Ces différents causes suffisent à expliquer l’ignorance à laquelle les chrétiens étaient voués. Non seulement, nous dit le P. Chéry, la plupart ne savaient ni lire ni écrire, mais ils n’entendaient pas même leur langue nationale. Ils parlaient un arabe défiguré qui, dans certaines localités, n’avait à peu près plus aucune ressemblance avec l’arabe littéraire. Pas de livres de prières, pas de catéchisme, pas d’Évangiles. On en était réduit à se servir d’anciens manuscrits, usés par le temps, empruntés pour la plupart aux Nestoriens, et couverts de ratures sous lesquelles une plume malhabile avait cherché à faire disparaître les passages hérétiques… Le christianisme reposait donc à peu près entièrement sur la tradition orale ; la foi chrétienne se transmettait de bouche en bouche et ne s’inculquait plus guère que par les cérémonies et les rites sacrés. Les livres liturgiques eux-mêmes offraient souvent, d’un exemplaire à l’autre, des variations assez préjudiciables à l’unité du culte chaldéen ou syrien. Tout au plus trouvait-on, comme livre imprimé, quelques exemplaires d’un ouvrage édité par la Propagande :
l’Abrégé de la doctrine chrétienne, de S. Bellarmin.
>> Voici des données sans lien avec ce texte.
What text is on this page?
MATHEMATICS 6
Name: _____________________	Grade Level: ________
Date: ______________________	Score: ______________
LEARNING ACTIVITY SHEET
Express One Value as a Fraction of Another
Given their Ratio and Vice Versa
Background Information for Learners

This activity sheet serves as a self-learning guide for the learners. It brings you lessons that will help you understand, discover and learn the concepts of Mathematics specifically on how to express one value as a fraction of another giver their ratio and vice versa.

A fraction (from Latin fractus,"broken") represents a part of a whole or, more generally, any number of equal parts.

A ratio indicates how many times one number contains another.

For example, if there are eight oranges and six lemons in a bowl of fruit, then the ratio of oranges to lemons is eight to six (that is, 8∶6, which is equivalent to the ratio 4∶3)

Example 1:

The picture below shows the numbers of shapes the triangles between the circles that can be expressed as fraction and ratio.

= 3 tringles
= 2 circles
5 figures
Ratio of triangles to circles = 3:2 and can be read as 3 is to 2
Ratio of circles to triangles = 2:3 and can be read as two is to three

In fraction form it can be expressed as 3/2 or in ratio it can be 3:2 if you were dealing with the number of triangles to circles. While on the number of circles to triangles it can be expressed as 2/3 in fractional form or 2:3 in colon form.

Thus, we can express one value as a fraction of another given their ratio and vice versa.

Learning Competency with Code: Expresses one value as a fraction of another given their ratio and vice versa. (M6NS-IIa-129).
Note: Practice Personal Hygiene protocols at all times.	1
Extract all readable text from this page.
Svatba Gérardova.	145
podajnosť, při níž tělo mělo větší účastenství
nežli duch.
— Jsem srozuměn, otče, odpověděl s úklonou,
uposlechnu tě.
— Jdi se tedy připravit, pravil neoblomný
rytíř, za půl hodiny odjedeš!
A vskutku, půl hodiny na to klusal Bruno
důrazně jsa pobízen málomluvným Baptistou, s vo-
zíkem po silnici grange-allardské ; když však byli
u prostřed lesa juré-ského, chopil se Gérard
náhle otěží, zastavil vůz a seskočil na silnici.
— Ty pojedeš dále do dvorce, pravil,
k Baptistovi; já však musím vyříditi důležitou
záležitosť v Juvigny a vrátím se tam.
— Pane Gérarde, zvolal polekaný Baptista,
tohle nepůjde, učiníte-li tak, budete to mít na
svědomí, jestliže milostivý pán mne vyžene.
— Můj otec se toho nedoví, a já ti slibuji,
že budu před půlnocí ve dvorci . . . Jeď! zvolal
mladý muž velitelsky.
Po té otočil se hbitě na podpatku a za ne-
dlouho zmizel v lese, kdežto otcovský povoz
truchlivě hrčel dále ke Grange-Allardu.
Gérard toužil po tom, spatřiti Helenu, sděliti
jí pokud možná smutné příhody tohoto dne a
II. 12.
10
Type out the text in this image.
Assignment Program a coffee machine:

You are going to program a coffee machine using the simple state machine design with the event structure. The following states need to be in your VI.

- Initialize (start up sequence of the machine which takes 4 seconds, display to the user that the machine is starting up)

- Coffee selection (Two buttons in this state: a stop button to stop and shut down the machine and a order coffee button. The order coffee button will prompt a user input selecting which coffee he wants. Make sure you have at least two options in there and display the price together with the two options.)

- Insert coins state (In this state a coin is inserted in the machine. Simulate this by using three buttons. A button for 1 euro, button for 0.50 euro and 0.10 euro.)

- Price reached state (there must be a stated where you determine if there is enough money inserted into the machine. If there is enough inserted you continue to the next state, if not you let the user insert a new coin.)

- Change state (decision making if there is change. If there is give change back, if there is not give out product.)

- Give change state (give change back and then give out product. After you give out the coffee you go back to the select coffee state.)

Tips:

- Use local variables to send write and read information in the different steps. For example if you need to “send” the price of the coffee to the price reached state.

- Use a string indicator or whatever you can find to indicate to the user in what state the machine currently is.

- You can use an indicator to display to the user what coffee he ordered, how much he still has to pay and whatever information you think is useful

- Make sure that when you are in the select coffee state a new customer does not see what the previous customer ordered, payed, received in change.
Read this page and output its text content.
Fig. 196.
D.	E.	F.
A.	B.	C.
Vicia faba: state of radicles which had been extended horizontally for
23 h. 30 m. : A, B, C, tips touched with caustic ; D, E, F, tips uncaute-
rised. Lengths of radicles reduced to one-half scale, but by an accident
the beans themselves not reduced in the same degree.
Dès les premiers mois de son arrivée à Mossoul (30 novembre 1856), le premier supérieur français, le Père Besson, avait réorganisé les écoles fondées par les Pères italiens et complété le programme des études en y ajoutant l’étude des langues arabe, française, chaldéenne et syriaque. Comme il n’était pas question de faire payer les livres, pas plus que l’instruction, le P. Besson eut l’ambition d’avoir une imprimerie. Il y suppléa, en attendant, au moyen d’une presse lithographique et il lithographia lui-même des alphabets et des dessins qui servirent dans les écoles.
Ce régime provisoire dura près de quatre ans. En Octobre 1859 Mgr O.P. Amanton, Administrateur de Bagdad et Délégué du Saint Siège pour la Perse (depuis 1957) retourna en France, ayant fait sien le projet du Supérieur de la Mission : il reviendrait à Mossoul avec une presse d’imprimerie. La générosité de l’Œuvre d’Orient lui permit de réaliser son projet et, en fin avril 1860,
Mgr Amanton rentrait en Orient, rapportant de France une ‘Marinoni’ avec des caractères arabes et syriaques.
Mais ce n’est pas tout d’avoir la machine, il faut savoir s’en servir. N’ayant personne de compétent à Mossoul, le prélat repassa par Jérusalem pour demander de l’aide aux Franciscains qui y avaient une imprimerie florissante. Le Père Custode de Terre Sainte répondit généreusement à Mgr Amanton en lui offrant un de ses jeunes religieux, chaldéen de naissance, l’âme de son imprimerie, compositeur habitué aux langues orientales, graveur, pouvant faire sur place les caractères chaldéens, mettre immédiatement en train la presse pour l’arabe et former des jeunes gens comme compositeurs.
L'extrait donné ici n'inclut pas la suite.